Profile: Kevin Ranker ’97

Washington state senator

A fourth-generation surfer whose great grandfather started fishing, diving and surfing in California in the 1920s, Washington State Senator Kevin Ranker grew up on the coast, splitting time between Orcas Island and Southern California.

When he entered Evergreen, he planned to study coastal ecology and public policy, then go to law school. His first academic program focused on community development. “That program caused a huge shift in my thinking,” he says. “I found that I wanted to focus on bridging the gap between economic development and conservation. I wanted to learn how to help communities thrive in ways that also promoted environmental stewardship.”

A study abroad program in his senior year cemented his commitment to community development work. He studied Indonesian culture, economics and language, and traveled to Indonesia with a plan to film a documentary. After a visit to the small island of Nusa Lembongan, he analyzed and documented the effects of the island’s nascent tourist industry.

Ranker brought his passion for the coast and ocean to his work as a policymaker. Before his 2008 election to the Senate, he served on the San Juan County Board of County Commissioners. His efforts focused on implementing successful economic development strategies, protecting agricultural lands, and developing opportunities to preserve coastal and marine environments and the goods and services they provide.

As a senator, Ranker remains committed to community issues. He advanced key climate change legislation and coastal and ocean policy with a focus on local economies. He developed and sponsored legislation setting new standards for state vehicle emissions, building efficiency and oil spills.
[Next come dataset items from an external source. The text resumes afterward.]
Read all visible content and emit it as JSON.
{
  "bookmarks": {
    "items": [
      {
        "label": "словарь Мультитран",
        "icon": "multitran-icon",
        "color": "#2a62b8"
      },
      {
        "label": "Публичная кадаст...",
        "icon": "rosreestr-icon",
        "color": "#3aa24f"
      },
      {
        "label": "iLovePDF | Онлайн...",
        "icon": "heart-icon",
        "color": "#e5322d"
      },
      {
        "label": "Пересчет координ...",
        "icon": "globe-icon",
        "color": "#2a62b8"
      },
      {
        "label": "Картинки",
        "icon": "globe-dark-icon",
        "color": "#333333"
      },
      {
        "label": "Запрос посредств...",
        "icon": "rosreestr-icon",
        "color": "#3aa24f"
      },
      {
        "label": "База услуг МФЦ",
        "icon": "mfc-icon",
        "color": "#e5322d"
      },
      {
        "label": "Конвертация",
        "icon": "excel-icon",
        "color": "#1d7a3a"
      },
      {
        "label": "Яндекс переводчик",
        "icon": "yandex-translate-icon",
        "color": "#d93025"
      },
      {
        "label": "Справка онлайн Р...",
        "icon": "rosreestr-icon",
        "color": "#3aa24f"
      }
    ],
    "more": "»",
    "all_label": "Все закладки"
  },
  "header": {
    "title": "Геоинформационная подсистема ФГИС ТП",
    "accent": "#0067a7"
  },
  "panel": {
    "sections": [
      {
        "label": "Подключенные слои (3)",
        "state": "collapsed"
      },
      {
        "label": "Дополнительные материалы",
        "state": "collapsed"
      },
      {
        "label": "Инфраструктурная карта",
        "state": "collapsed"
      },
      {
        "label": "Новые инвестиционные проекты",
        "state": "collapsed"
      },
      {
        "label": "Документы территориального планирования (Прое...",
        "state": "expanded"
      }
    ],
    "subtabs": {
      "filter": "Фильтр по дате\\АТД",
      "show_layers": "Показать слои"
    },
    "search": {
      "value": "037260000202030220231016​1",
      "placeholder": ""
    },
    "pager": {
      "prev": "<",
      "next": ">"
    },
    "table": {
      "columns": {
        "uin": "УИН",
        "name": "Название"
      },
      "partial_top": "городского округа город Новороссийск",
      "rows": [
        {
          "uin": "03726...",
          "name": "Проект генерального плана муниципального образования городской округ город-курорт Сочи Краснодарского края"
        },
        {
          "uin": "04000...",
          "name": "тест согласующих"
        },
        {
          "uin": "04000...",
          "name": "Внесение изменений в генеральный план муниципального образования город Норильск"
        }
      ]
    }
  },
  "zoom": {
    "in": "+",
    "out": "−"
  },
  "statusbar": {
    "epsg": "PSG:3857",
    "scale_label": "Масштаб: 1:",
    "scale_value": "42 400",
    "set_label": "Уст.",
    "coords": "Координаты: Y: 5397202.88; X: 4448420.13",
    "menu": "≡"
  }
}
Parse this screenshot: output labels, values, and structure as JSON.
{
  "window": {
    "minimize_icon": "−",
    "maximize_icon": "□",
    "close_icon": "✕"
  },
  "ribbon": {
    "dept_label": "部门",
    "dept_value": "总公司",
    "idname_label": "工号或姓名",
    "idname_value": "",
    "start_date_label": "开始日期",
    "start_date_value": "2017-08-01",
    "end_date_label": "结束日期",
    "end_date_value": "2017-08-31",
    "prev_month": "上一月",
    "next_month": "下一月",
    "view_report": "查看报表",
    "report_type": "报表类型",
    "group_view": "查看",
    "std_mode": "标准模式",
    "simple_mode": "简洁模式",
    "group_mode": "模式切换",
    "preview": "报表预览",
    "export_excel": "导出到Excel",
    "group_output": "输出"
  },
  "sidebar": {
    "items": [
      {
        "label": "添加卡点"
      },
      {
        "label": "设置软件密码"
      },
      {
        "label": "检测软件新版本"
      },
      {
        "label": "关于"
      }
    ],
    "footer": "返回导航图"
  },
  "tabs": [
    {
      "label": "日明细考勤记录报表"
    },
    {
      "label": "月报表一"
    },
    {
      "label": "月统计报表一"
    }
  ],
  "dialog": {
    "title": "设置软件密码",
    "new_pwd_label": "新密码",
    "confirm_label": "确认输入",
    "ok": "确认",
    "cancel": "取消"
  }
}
Ranker transformed his love for the ocean and coast into the advancement of ocean policy, conservation strategies, and coastal economic and community development. “There has to be a balance between environmental and economic concerns in all communities, but it’s vitally important in coastal communities because our lives and livelihoods are so intertwined with the ocean and its ecology,” Ranker says. “From tourism to real estate to building, our local industries rely on a healthy Puget Sound.”